Apple is announcing a new cell phone for children.
iKid you not.
I was on the phone with my wife and said, "I'm almost home, honey, please put the coffee maker on." After a twenty-second pause, I asked, "You still there, sweetheart?"
"Yeah," she replied. "But I don't think the coffee maker wants to talk right now"
How did the mobile phone propose to his girlfriend?
He gave her a ring
My son accidentally smashed his foot on the table and as he was hopping around the room screaming in pain, I rushed to the phone, picked it up and asked him, "Do you want me to call..."
"...a TOE TRUCK!!??"
I got a new cell phone for my wife...
Pretty awesome trade if you ask me!
What kind of phone does a burglar use?
A no-key-a.
My cell phone got drunk.
It took too many screenshots.
I phoned OK magazine the other day. They answered and said "Hello?", so I said "Sorry, wrong number," and hung up.

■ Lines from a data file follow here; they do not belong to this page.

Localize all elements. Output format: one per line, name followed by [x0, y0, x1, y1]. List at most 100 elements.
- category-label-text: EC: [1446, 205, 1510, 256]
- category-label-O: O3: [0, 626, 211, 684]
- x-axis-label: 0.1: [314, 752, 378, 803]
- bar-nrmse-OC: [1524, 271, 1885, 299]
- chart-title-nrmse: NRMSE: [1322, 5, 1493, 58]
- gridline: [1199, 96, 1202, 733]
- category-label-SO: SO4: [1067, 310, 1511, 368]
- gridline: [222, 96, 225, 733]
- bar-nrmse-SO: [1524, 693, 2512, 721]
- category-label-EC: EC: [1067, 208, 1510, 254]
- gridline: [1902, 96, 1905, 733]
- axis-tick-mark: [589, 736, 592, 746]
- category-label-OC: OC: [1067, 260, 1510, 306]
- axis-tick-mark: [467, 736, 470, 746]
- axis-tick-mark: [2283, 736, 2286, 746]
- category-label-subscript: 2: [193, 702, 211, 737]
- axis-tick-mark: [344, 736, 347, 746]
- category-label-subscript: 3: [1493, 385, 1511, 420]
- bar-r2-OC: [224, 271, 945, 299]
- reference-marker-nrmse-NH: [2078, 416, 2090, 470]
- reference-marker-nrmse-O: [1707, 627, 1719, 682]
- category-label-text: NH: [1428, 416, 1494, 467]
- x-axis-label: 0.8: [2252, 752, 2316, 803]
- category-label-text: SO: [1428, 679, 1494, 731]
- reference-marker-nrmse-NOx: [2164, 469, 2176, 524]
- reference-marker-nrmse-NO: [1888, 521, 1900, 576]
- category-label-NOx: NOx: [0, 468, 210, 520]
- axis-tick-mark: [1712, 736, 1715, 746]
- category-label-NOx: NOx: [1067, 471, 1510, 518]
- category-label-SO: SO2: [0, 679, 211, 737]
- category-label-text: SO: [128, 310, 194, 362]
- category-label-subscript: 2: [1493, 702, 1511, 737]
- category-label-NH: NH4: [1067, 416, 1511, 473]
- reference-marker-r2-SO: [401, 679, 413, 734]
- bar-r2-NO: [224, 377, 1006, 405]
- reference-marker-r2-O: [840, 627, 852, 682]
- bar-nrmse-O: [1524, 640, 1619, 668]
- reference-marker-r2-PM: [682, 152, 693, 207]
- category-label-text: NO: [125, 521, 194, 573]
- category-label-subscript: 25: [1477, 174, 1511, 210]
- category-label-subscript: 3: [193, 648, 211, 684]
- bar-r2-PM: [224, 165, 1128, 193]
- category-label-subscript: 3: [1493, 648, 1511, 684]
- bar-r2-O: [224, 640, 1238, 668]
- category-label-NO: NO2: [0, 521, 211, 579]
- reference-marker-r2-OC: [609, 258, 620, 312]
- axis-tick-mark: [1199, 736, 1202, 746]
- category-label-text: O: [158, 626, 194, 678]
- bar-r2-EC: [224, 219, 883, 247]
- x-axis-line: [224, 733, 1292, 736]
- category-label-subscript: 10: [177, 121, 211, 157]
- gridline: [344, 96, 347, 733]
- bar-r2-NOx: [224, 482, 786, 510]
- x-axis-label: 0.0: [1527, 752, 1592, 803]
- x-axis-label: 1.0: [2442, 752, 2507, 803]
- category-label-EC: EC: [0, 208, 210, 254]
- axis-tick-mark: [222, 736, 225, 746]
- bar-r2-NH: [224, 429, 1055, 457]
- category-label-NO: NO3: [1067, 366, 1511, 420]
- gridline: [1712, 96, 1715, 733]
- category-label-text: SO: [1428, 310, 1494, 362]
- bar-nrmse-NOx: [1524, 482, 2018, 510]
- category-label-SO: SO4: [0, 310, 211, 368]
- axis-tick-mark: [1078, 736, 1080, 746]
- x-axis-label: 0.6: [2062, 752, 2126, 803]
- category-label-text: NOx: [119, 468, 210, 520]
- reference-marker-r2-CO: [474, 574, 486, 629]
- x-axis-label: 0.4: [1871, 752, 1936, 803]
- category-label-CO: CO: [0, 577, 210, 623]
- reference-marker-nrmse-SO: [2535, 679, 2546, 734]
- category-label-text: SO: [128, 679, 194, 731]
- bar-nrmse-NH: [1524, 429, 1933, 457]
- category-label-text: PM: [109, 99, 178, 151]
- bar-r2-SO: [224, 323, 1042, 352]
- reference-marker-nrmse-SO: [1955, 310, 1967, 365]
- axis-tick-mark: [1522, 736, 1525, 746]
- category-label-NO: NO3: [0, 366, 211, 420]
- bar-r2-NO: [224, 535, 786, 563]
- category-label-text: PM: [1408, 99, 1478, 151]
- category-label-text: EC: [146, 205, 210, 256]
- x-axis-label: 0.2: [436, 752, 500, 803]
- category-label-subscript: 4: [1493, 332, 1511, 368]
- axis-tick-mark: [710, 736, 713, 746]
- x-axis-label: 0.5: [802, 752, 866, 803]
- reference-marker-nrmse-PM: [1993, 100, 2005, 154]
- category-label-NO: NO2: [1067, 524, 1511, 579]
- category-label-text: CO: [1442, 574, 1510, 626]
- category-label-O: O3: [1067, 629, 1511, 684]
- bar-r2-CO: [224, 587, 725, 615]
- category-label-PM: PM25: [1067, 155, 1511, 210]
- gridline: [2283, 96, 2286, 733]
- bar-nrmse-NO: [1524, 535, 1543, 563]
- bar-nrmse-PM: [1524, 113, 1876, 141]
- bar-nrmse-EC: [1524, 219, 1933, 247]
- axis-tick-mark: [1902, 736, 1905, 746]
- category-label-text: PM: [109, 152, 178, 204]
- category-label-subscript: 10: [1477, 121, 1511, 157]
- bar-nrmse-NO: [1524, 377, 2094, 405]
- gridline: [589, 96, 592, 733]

I asked my son to go get me a phone book. He laughed, called me a dinosaur, and handed me his iPhone.
The spider is dead, the iPhone screen is cracked, and my son is furious!
The umpire kept answering his phone during the softball game.
He said he didn't want to miss any calls.
You didn't hear the joke about cell phones?
Probably because it had a bad reception.
4G, or not 4G, that is the question.
I was testing the speaker phone on the intercom on our landline with my father yesterday.
It started to make that annoying noise. My old man said it was too close to call.
How does the cell phone call his girlfriend on Valentine's Day? He gives her a ring.
I want to tell you one more painful phone pun but I decided it's uncalled for.
My wife and I got married under a cell phone tower.
The ceremony wasn't great, but the reception was perfect.